Una modifica silenziosa sta per cambiare il modo in cui milioni di utenti accedono ai contenuti audio su dispositivi mobili: la chiusura definitiva dei "trucchi" che permettevano la riproduzione in background dei video di YouTube anche senza abbonamento. La transizione, attuata tramite controlli lato server, ha effetti immediati sull'esperienza d'uso e sulle possibilità tecniche offerte dai browser mobili alternativi.
Negli ultimi anni, una parte consistente degli utenti Android e iOS aveva sfruttato browser come Samsung Internet, Brave, Vivaldi o Microsoft Edge per continuare l'ascolto dei video anche con lo schermo spento o mentre si utilizzavano altre applicazioni. Questa funzionalità, non prevista per gli account gratuiti, era resa possibile da un comportamento permissivo del player web, che non interrompeva l'audio alla chiusura dell'interfaccia. I report più recenti indicano che questa possibilità è stata rimossa in modo sistematico, con l'audio che si interrompe pochi secondi dopo il blocco dello schermo o la minimizzazione del browser.
Le segnalazioni raccolte mostrano un comportamento coerente: il blocco riguarda sia Android sia iOS, con un impatto particolarmente evidente sugli utenti di Internet Samsung, storicamente tra i più numerosi a sfruttare questo sistema. Anche Brave, Vivaldi ed Edge risultano coinvolti, con comportamenti identici: riproduzione interrotta, controlli multimediali rimossi dalla schermata di blocco e impossibilità di mantenere attivo l'audio in background. La conferma dell'intenzionalità arriva da dichiarazioni ufficiali che chiariscono come la riproduzione in background debba rimanere una funzionalità riservata agli abbonati Premium. La modifica non dipende quindi da aggiornamenti dei browser o da bug temporanei, ma da un cambiamento strutturale nelle verifiche effettuate dal servizio. Il controllo avviene lato server, rendendo inefficaci eventuali tentativi di aggiramento tramite estensioni o configurazioni particolari.
Dal punto di vista tecnico, il nuovo comportamento si basa su un sistema di verifica che monitora lo stato dell'applicazione e del dispositivo.
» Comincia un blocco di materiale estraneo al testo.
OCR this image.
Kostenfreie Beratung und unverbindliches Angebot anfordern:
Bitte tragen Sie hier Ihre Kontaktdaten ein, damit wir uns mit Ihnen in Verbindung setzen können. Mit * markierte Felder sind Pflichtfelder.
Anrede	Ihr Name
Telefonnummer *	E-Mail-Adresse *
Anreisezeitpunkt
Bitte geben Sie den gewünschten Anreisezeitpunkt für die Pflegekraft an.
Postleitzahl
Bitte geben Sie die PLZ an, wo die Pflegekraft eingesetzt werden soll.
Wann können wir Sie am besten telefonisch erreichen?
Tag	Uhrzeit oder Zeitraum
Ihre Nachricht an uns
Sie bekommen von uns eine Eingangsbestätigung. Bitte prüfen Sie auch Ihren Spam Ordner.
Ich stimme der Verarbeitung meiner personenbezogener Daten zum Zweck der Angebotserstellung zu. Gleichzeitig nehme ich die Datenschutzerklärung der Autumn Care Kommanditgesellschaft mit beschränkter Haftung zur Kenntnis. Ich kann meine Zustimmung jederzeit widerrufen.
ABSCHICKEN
Quando il browser non è più in primo piano o quando lo schermo viene spento, il player riceve un segnale che forza l'interruzione della riproduzione. In parallelo vengono rimossi i controlli multimediali che in precedenza comparivano nella schermata di blocco, impedendo qualsiasi forma di gestione dell'audio senza riaprire il browser. L'impatto è particolarmente rilevante per chi utilizzava YouTube come fonte primaria di contenuti audio, incluse playlist musicali, podcast e flussi informativi. La riproduzione in background rappresentava una delle funzionalità più richieste dagli utenti non abbonati, e la sua rimozione modifica in modo sostanziale le abitudini di ascolto. Il costo dell'abbonamento Premium, necessario per ripristinare la funzionalità, diventa quindi un elemento centrale nella valutazione dell'esperienza d'uso.
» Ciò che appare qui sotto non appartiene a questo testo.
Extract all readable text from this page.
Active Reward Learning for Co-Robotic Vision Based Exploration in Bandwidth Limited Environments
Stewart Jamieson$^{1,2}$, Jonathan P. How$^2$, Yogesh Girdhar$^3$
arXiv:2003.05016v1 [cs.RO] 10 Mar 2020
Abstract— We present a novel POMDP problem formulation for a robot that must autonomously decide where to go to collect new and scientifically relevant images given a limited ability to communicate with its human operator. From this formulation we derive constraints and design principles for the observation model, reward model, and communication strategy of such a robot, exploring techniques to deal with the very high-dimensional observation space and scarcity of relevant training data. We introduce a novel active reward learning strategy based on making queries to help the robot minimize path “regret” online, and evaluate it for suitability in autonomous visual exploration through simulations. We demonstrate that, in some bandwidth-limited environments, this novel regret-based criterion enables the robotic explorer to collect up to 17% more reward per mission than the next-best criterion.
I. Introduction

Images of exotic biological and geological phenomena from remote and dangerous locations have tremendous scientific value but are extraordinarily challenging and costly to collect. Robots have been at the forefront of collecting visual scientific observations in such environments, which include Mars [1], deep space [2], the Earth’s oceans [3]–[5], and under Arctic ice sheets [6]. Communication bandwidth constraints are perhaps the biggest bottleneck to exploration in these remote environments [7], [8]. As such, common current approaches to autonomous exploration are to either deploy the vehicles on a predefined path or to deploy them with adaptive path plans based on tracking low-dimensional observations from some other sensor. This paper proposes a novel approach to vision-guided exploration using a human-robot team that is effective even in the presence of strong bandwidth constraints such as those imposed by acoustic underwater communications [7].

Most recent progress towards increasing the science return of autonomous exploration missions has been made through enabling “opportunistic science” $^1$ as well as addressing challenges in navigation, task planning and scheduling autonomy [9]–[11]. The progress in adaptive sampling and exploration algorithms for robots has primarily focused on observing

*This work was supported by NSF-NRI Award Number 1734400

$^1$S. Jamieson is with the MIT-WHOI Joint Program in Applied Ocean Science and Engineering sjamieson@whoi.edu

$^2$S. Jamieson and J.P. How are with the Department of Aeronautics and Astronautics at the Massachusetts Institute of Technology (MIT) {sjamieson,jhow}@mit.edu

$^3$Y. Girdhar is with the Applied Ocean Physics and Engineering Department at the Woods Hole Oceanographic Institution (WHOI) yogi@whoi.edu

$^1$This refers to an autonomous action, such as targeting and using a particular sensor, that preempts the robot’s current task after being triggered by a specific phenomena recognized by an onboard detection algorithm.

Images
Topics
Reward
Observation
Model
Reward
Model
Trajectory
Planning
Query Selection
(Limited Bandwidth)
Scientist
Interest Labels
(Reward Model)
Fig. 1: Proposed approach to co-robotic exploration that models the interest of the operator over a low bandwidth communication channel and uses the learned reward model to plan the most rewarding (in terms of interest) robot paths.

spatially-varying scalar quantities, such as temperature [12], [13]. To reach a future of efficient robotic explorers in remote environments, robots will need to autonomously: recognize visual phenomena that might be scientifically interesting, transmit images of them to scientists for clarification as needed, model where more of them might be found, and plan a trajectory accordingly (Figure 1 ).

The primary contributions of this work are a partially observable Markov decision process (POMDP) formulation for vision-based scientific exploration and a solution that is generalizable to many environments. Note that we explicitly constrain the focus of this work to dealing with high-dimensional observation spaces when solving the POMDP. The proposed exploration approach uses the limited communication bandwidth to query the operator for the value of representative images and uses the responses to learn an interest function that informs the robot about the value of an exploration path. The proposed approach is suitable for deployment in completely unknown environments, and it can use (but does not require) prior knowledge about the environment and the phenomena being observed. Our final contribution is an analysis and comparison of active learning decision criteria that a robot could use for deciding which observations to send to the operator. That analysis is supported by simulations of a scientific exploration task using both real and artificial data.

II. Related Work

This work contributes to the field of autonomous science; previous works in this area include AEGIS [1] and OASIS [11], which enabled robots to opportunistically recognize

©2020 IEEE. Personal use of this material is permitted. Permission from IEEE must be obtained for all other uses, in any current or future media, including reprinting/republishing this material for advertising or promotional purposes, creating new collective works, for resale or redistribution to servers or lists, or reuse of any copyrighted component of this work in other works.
La chiusura di questa scappatoia si inserisce in una strategia più ampia volta a rafforzare il modello di ricavi basato sugli abbonamenti. Negli ultimi mesi, il servizio ha intensificato anche il contrasto agli adblocker e alle applicazioni non ufficiali, con interventi mirati a ridurre l'accesso gratuito a funzionalità avanzate. La rimozione della riproduzione in background gratuita rappresenta un ulteriore tassello di questo processo. Dal punto di vista degli sviluppatori di browser, la modifica non lascia margini di intervento. Poiché il blocco avviene lato server, non è possibile implementare soluzioni alternative senza violare le condizioni d'uso del servizio. Le segnalazioni degli utenti confermano che anche versioni precedenti dei browser, non aggiornate, presentano lo stesso comportamento, a riprova della natura centralizzata del controllo.